Proust definió la vida social como el reino de la nada: en los ochenta el diseño fue el paroxismo de la industria y de la cultura de la nada, del telón pintado, del envoltorio brillante sin nada en su interior. No hacía falta saber nada, ni hacer nada, ni construir de verdad nada sólido, necesario o tangible. Los ricos se hicieron mucho más ricos traficando en nada y los parados y los pobres parecía que lograban vivir del aire. Un país entero facturaba pompas de jabón y envases vacíos, se alimentaba de palabras y humo, modelaba aire de colores, vivía una prosperidad ávida y alucinada, puramente imaginaría, porque sólo existió en los fuegos de artificio de los especuladores y los hipnotizadores. Más que las ideas de las personas importaba su vestuario: más que los cuadros de un pintor se juzgaba su edad o su corte de pelo; la sastrería y la peluquería alcanzaron el rango de las Bellas Artes, al mismo tiempo que los artistas imitaban la palabrería y los amaneramientos de los peluqueros y los sastres; las cosas reales eran borradas o sustituidas por su reflejos; lo que uno fuese o hiciera de verdad carecía de valor si uno no vendía imagen: se vendía la imagen, se cambiaba de imagen, se potenciaba la imagen, se mejoraba, se diseñaba. Fue la edad de oro de las mascotas, de los logotipos y los impostores.

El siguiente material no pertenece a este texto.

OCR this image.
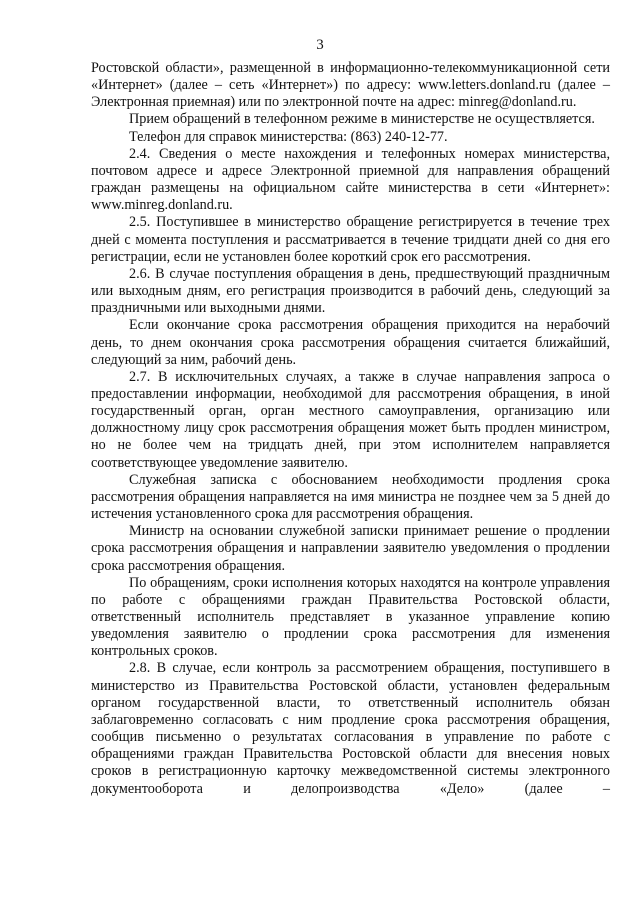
3

Ростовской области», размещенной в информационно-телекоммуникационной сети «Интернет» (далее – сеть «Интернет») по адресу: www.letters.donland.ru (далее – Электронная приемная) или по электронной почте на адрес: minreg@donland.ru.

Прием обращений в телефонном режиме в министерстве не осуществляется.

Телефон для справок министерства: (863) 240-12-77.

2.4. Сведения о месте нахождения и телефонных номерах министерства, почтовом адресе и адресе Электронной приемной для направления обращений граждан размещены на официальном сайте министерства в сети «Интернет»: www.minreg.donland.ru.

2.5. Поступившее в министерство обращение регистрируется в течение трех дней с момента поступления и рассматривается в течение тридцати дней со дня его регистрации, если не установлен более короткий срок его рассмотрения.

2.6. В случае поступления обращения в день, предшествующий праздничным или выходным дням, его регистрация производится в рабочий день, следующий за праздничными или выходными днями.

Если окончание срока рассмотрения обращения приходится на нерабочий день, то днем окончания срока рассмотрения обращения считается ближайший, следующий за ним, рабочий день.

2.7. В исключительных случаях, а также в случае направления запроса о предоставлении информации, необходимой для рассмотрения обращения, в иной государственный орган, орган местного самоуправления, организацию или должностному лицу срок рассмотрения обращения может быть продлен министром, но не более чем на тридцать дней, при этом исполнителем направляется соответствующее уведомление заявителю.

Служебная записка с обоснованием необходимости продления срока рассмотрения обращения направляется на имя министра не позднее чем за 5 дней до истечения установленного срока для рассмотрения обращения.

Министр на основании служебной записки принимает решение о продлении срока рассмотрения обращения и направлении заявителю уведомления о продлении срока рассмотрения обращения.

По обращениям, сроки исполнения которых находятся на контроле управления по работе с обращениями граждан Правительства Ростовской области, ответственный исполнитель представляет в указанное управление копию уведомления заявителю о продлении срока рассмотрения для изменения контрольных сроков.

2.8. В случае, если контроль за рассмотрением обращения, поступившего в министерство из Правительства Ростовской области, установлен федеральным органом государственной власти, то ответственный исполнитель обязан заблаговременно согласовать с ним продление срока рассмотрения обращения, сообщив письменно о результатах согласования в управление по работе с обращениями граждан Правительства Ростовской области для внесения новых сроков в регистрационную карточку межведомственной системы электронного документооборота и делопроизводства «Дело» (далее –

Una de las primeras tareas que se impuso el hoy célebre Luis Roldán fue cambiar la imagen de la Guardia Civil. El mayor mérito de los monigotes y de los artefactos de Javier Mariscal era que parecía que daban en el mundo una imagen más moderna de España. La única ventaja de nuestra quiebra de ahora es que al no haberse edificado nada real sólo se hunden espejismos. La nuestra es también una decadencia de diseño, una ruina limpia, sin derrumbes polvorientos ni dramatismo de escombros. Las civilizaciones más sólidas dejan al desaparecer fragmentos de arquitecturas derribadas y estatuas sin nombre. Lo más tangible que habrá dejado esta década para los arqueólogos del próximo fin de siglo será alguna copia en mármol del muneco Cobi.